O céu e a areia têm a
mesma cor e quase exatamente o mesmo tom de azul esbranquiçado ou talvez cinza,
o que parece impróprio pra estação se a palidez de névoa traz à mente a ideia
de cansaço e de fraqueza como se até o sol fosse um funcionário desbotado e esgotado do verão, mas
condiz totalmente à nostalgia da presença do avô já falecido e em menor grau da
própria infância antiga. A passagem do tempo e essa paisagem são fantasmas que
envolvem as memórias de modo que elas pairem esquisitas, substâncias alteradas, deslocadas em sua
nova forma de ectoplasma. Não, a passagem do tempo é real e como se filtrasse o
relevante — provisões estocadas pela mente — por critérios às vezes tão cruéis,
deixa escorrer detalhes que então mancham as retinas e dão cores exóticas a
lembranças parciais ou esquecidas.
Talvez o estranho seja
essa filtragem. Lembro do meu avô, mas do que lembro especificamente? De um
foguete que estourou muito perto da cabeça, da prótese dentária removível, do
braço envolto em gesso após um tombo causado pela casca de um pistache que
alguém deixou cair num chão de ardósia, do círculo em relevo sob a pele, marca
de um coração pulando passos.
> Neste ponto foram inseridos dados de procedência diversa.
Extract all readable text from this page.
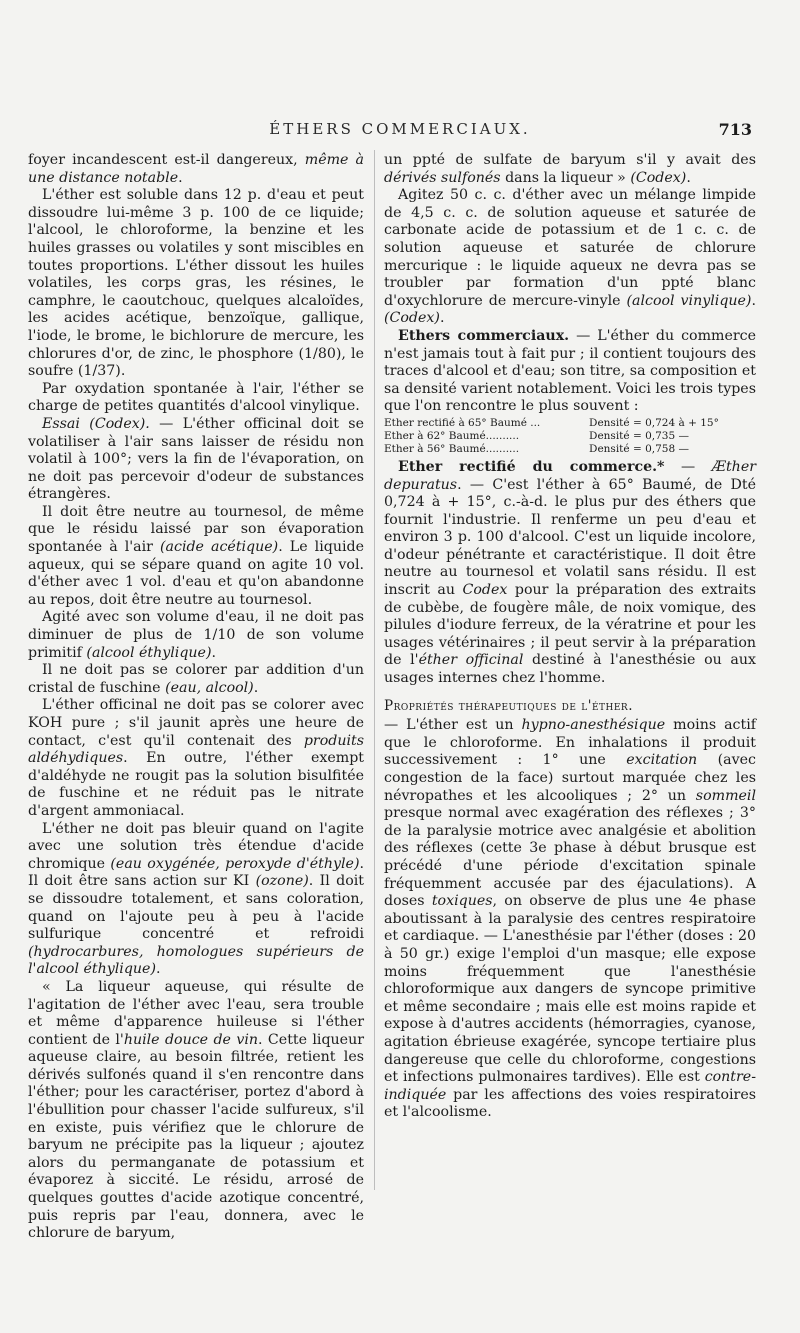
ÉTHERS COMMERCIAUX.	713

foyer incandescent est-il dangereux, même à une distance notable.

L'éther est soluble dans 12 p. d'eau et peut dissoudre lui-même 3 p. 100 de ce liquide; l'alcool, le chloroforme, la benzine et les huiles grasses ou volatiles y sont miscibles en toutes proportions. L'éther dissout les huiles volatiles, les corps gras, les résines, le camphre, le caoutchouc, quelques alcaloïdes, les acides acétique, benzoïque, gallique, l'iode, le brome, le bichlorure de mercure, les chlorures d'or, de zinc, le phosphore (1/80), le soufre (1/37).

Par oxydation spontanée à l'air, l'éther se charge de petites quantités d'alcool vinylique.

Essai (Codex). — L'éther officinal doit se volatiliser à l'air sans laisser de résidu non volatil à 100°; vers la fin de l'évaporation, on ne doit pas percevoir d'odeur de substances étrangères.

Il doit être neutre au tournesol, de même que le résidu laissé par son évaporation spontanée à l'air (acide acétique). Le liquide aqueux, qui se sépare quand on agite 10 vol. d'éther avec 1 vol. d'eau et qu'on abandonne au repos, doit être neutre au tournesol.

Agité avec son volume d'eau, il ne doit pas diminuer de plus de 1/10 de son volume primitif (alcool éthylique).

Il ne doit pas se colorer par addition d'un cristal de fuschine (eau, alcool).

L'éther officinal ne doit pas se colorer avec KOH pure ; s'il jaunit après une heure de contact, c'est qu'il contenait des produits aldéhydiques. En outre, l'éther exempt d'aldéhyde ne rougit pas la solution bisulfitée de fuschine et ne réduit pas le nitrate d'argent ammoniacal.

L'éther ne doit pas bleuir quand on l'agite avec une solution très étendue d'acide chromique (eau oxygénée, peroxyde d'éthyle). Il doit être sans action sur KI (ozone). Il doit se dissoudre totalement, et sans coloration, quand on l'ajoute peu à peu à l'acide sulfurique concentré et refroidi (hydrocarbures, homologues supérieurs de l'alcool éthylique).

« La liqueur aqueuse, qui résulte de l'agitation de l'éther avec l'eau, sera trouble et même d'apparence huileuse si l'éther contient de l'huile douce de vin. Cette liqueur aqueuse claire, au besoin filtrée, retient les dérivés sulfonés quand il s'en rencontre dans l'éther; pour les caractériser, portez d'abord à l'ébullition pour chasser l'acide sulfureux, s'il en existe, puis vérifiez que le chlorure de baryum ne précipite pas la liqueur ; ajoutez alors du permanganate de potassium et évaporez à siccité. Le résidu, arrosé de quelques gouttes d'acide azotique concentré, puis repris par l'eau, donnera, avec le chlorure de baryum,

un ppté de sulfate de baryum s'il y avait des dérivés sulfonés dans la liqueur » (Codex).

Agitez 50 c. c. d'éther avec un mélange limpide de 4,5 c. c. de solution aqueuse et saturée de carbonate acide de potassium et de 1 c. c. de solution aqueuse et saturée de chlorure mercurique : le liquide aqueux ne devra pas se troubler par formation d'un ppté blanc d'oxychlorure de mercure-vinyle (alcool vinylique). (Codex).

Ethers commerciaux. — L'éther du commerce n'est jamais tout à fait pur ; il contient toujours des traces d'alcool et d'eau; son titre, sa composition et sa densité varient notablement. Voici les trois types que l'on rencontre le plus souvent :

Ether rectifié à 65° Baumé ...	Densité = 0,724 à + 15°
Ether à 62° Baumé..........	Densité = 0,735 —
Ether à 56° Baumé..........	Densité = 0,758 —

Ether rectifié du commerce.* — Æther depuratus. — C'est l'éther à 65° Baumé, de Dté 0,724 à + 15°, c.-à-d. le plus pur des éthers que fournit l'industrie. Il renferme un peu d'eau et environ 3 p. 100 d'alcool. C'est un liquide incolore, d'odeur pénétrante et caractéristique. Il doit être neutre au tournesol et volatil sans résidu. Il est inscrit au Codex pour la préparation des extraits de cubèbe, de fougère mâle, de noix vomique, des pilules d'iodure ferreux, de la vératrine et pour les usages vétérinaires ; il peut servir à la préparation de l'éther officinal destiné à l'anesthésie ou aux usages internes chez l'homme.

Propriétés thérapeutiques de l'éther.

— L'éther est un hypno-anesthésique moins actif que le chloroforme. En inhalations il produit successivement : 1° une excitation (avec congestion de la face) surtout marquée chez les névropathes et les alcooliques ; 2° un sommeil presque normal avec exagération des réflexes ; 3° de la paralysie motrice avec analgésie et abolition des réflexes (cette 3e phase à début brusque est précédé d'une période d'excitation spinale fréquemment accusée par des éjaculations). A doses toxiques, on observe de plus une 4e phase aboutissant à la paralysie des centres respiratoire et cardiaque. — L'anesthésie par l'éther (doses : 20 à 50 gr.) exige l'emploi d'un masque; elle expose moins fréquemment que l'anesthésie chloroformique aux dangers de syncope primitive et même secondaire ; mais elle est moins rapide et expose à d'autres accidents (hémorragies, cyanose, agitation ébrieuse exagérée, syncope tertiaire plus dangereuse que celle du chloroforme, congestions et infections pulmonaires tardives). Elle est contre-indiquée par les affections des voies respiratoires et l'alcoolisme.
Meus olhos de criança se espantaram com a mudança
dos corpos pelo tempo e com a fragilidade da velhice ou o adulto que esculpe
essas lembranças e transforma num ícone uma vida a partir de outros dados, de
ouvir casos, pra preencher espaço em que só resta talvez um cheiro, um modo de
sentar ou palavras cruzadas de um jornal.
O que separa os dois é
muito pouco: o céu e a areia têm a mesma cor porque um lençol tecido pelo mar vem
lá de um outro azul de bordas brancas, e vai quase até dois blocos cinzentos ou
meio arroxeados que são prédios à beira-mar e à margem da foto. O céu e a areia
têm a mesma cor da sensação de ver esse menino que parece gostar do vento
forte, vento que sopra desde a infância, era das grandes aflições por coisas
poucas, prenúncio de um declínio inevitável.